Even though there is not a lot of information on where Saint Bernards come from, the history/ information that we do know is fascinating. Around 1965 was the first time that Saint Bernards were seen. But they weren’t seen in person; they were seen through a painting. Salvatore Rosa was the one who included 2 Saint Bernards, in his painting. They looked different from what we know now as Saint Bernards. The two Saint Bernards were portrayed as short haired, with a long tail and dew claws. From this painting, people assumed that Saint Bernards have been around for 25 years. They were pictured in the Swiss Valleys. So for a time, they were known as valley dogs.

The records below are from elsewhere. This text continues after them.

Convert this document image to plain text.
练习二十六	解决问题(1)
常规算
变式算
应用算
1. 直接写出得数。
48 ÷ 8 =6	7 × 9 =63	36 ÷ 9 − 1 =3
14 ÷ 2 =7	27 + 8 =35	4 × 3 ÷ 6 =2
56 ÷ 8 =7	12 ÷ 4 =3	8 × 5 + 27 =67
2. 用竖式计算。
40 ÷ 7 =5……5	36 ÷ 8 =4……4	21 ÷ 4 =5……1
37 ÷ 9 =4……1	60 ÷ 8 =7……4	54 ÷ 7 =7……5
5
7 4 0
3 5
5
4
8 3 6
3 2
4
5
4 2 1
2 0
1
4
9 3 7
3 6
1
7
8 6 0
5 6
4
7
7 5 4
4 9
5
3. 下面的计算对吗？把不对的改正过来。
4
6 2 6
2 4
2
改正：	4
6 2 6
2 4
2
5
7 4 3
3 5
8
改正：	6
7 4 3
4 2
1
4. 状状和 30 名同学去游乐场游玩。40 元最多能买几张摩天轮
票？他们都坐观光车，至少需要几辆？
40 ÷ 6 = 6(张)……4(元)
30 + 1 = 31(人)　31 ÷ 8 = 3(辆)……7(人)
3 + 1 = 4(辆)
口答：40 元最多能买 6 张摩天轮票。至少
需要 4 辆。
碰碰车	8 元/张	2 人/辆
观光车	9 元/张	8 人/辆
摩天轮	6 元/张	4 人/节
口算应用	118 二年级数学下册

Valley dogs have been around for centuries, but they were never given a specific name. These dogs were known to be watchdogs that would keep monks companion, during the winter. But in 1700s, they started to be known for saving lives. It is not known why or how this started. But it is thought that the monks brought the dogs with them, after snow storms, to help find troubled travelers. The dogs’ amazing sense of smell helped them find the lost travelers. After a while, Saint Bernards started to pick up the rescue techniques, that the monks were using. The monks started to send out the Saint Bernards by themselves to do the rescue. They would go out in twos and threes. It is said that the dogs would go through the snow, dig to the traveler, and lay on top of the traveler. One of the dogs would lay on top of the traveler to keep them warm. While the other dogs would go back to the monk and alert him, that they found a lost traveler. They saved around 2,000 people.

Around 1830, the monks started to breed Saint Bernards with Newfoundlands. This was because the monks thought that the long hair would help Saint Bernards in the cold. But this didn’t go as they thought it would go. The snow would get stuck to their fur and icicles would start to form. The monks decided to give away the dogs, to people around the Swiss valley. But in 1855, Heinrich Schumacher started to breed and send these dogs to England, Russia, and the United States.

Saint Bernards shouldn’t only be known for their role in Beethoven, but for their bravery in the valleys. Saint Bernards have stopped rescuing travelers. The monks have started to rely on helicopters to help them. But Saint Bernards loyal personality has stuck with them. Their tame personality makes them a great best friend for life.